I have now watched the first 45 minutes, and I will watch the rest tonight.
A couple of my impressions so far:
It begins with a bunch of hippies at a
"solar festival" where it's cloudy and raining so solar doesn't work. Who would have thought that it would? Not even the hippies, apparently.
“I haven’t found a single entity in the world that’s running on 100% solar and wind alone.” (35:52 ff) What is the point of this absolutism? The idea appears to be that if solar and wind alone can't replace fossil fuels, something must be wrong with it.
I just love the chapter,
How Solar Cells & Wind Turbines Are Made – and Electric Cars, Too (36:50) (I recommend that you skip the first two minutes and start at → 39:10)
We are told that deserts are full of life, one example is Joshua Trees. Yes, and so what? Can't they plant them somewhere else? Or place the solar and wind plants somewhere without Joshua Trees? But the argument seems to be that solar and wind plants
take up space and
don't last forever! Who would have thought that?
“Yes, these giant solar and wind technology installations may last only a few decades (somber music), then tear it down and start all over again (somber music). If there is enough planet left.” (43:45)
The ******* actually seems to think that we are running out of desert and other space!
By the way, at this point windmills in Europe are primarily built at sea.
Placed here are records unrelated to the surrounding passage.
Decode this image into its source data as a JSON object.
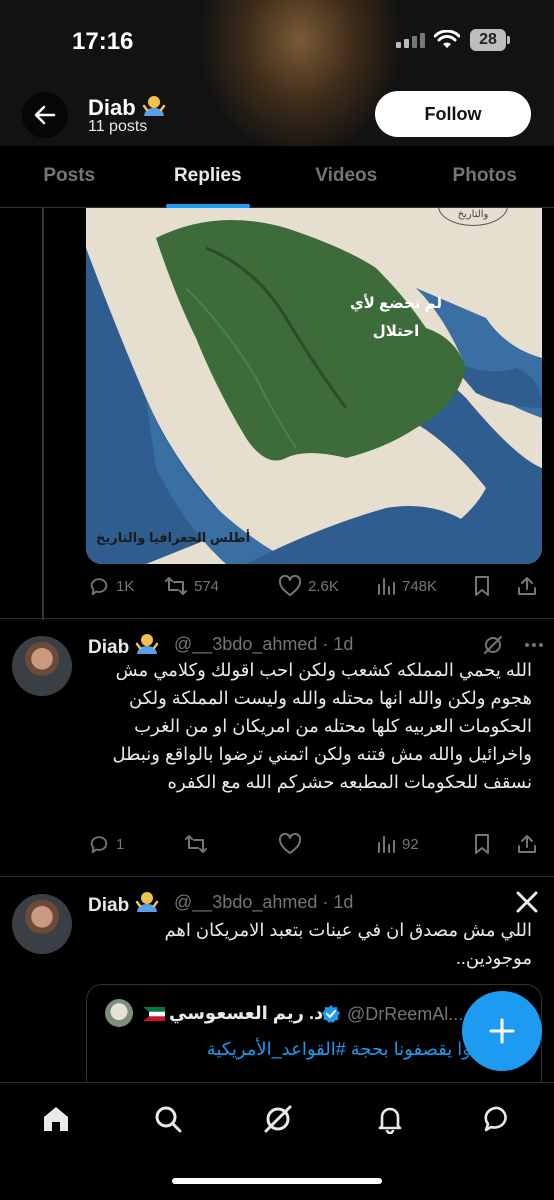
{
  "status_bar": {
    "time": "17:16",
    "battery": "28"
  },
  "profile": {
    "name": "Diab",
    "posts_count": "11 posts",
    "follow_label": "Follow"
  },
  "tabs": [
    {
      "label": "Posts",
      "active": false
    },
    {
      "label": "Replies",
      "active": true
    },
    {
      "label": "Videos",
      "active": false
    },
    {
      "label": "Photos",
      "active": false
    }
  ],
  "first_post": {
    "map_label_line1": "لم تخضع لأي",
    "map_label_line2": "احتلال",
    "map_credit": "أطلس الجغرافيا والتاريخ",
    "map_stamp_text": "والتاريخ",
    "metrics": {
      "replies": "1K",
      "reposts": "574",
      "likes": "2.6K",
      "views": "748K"
    }
  },
  "reply1": {
    "name": "Diab",
    "handle": "@__3bdo_ahmed · 1d",
    "text": "الله يحمي المملكه كشعب ولكن احب اقولك وكلامي مش هجوم ولكن والله انها محتله والله وليست المملكة ولكن الحكومات العربيه كلها محتله من امريكان او من الغرب واخرائيل والله مش فتنه ولكن اتمني ترضوا بالواقع ونبطل نسقف للحكومات المطبعه حشركم الله مع الكفره",
    "metrics": {
      "replies": "1",
      "reposts": "",
      "likes": "",
      "views": "92"
    }
  },
  "reply2": {
    "name": "Diab",
    "handle": "@__3bdo_ahmed · 1d",
    "text": "اللي مش مصدق ان في عينات بتعبد الامريكان اهم موجودين..",
    "quote": {
      "name": "د. ريم العسعوسي",
      "handle": "@DrReemAl...",
      "text": "وا يقصفونا بحجة #القواعد_الأمريكية"
    }
  },
  "colors": {
    "accent": "#1d9bf0",
    "muted": "#71767b",
    "text": "#e7e9ea",
    "background": "#000000"
  },
  "icons": [
    "back-arrow-icon",
    "shrug-emoji-icon",
    "reply-icon",
    "repost-icon",
    "like-icon",
    "views-icon",
    "bookmark-icon",
    "share-icon",
    "grok-icon",
    "x-logo-icon",
    "verified-icon",
    "kuwait-flag-icon",
    "compose-plus-icon",
    "home-icon",
    "search-icon",
    "notifications-icon",
    "messages-icon"
  ]
}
Of course, some people complain that it spoils the view – and complete and utter idiots like Trump claim that they cause cancer – but this is the first time that I have heard the objection that there isn’t enough space on Earth for solar and wind power.
I also find it funny that this part of the film is so focused on the
resources needed to produce solar and wind power plants, as if fossil fuel and nuclear power plants don’t require the use of energy when they are being built and as if they will last forever and not
“only (!) a few decades”!!!!
Let me again refer to the case of Denmark,
post 34, a
very small country, where wind power is still being expanded and where there's still space left to build and erect more turbines, and where
nobody (as far as I know) ever expected wind power to replace fossil fuels 100%.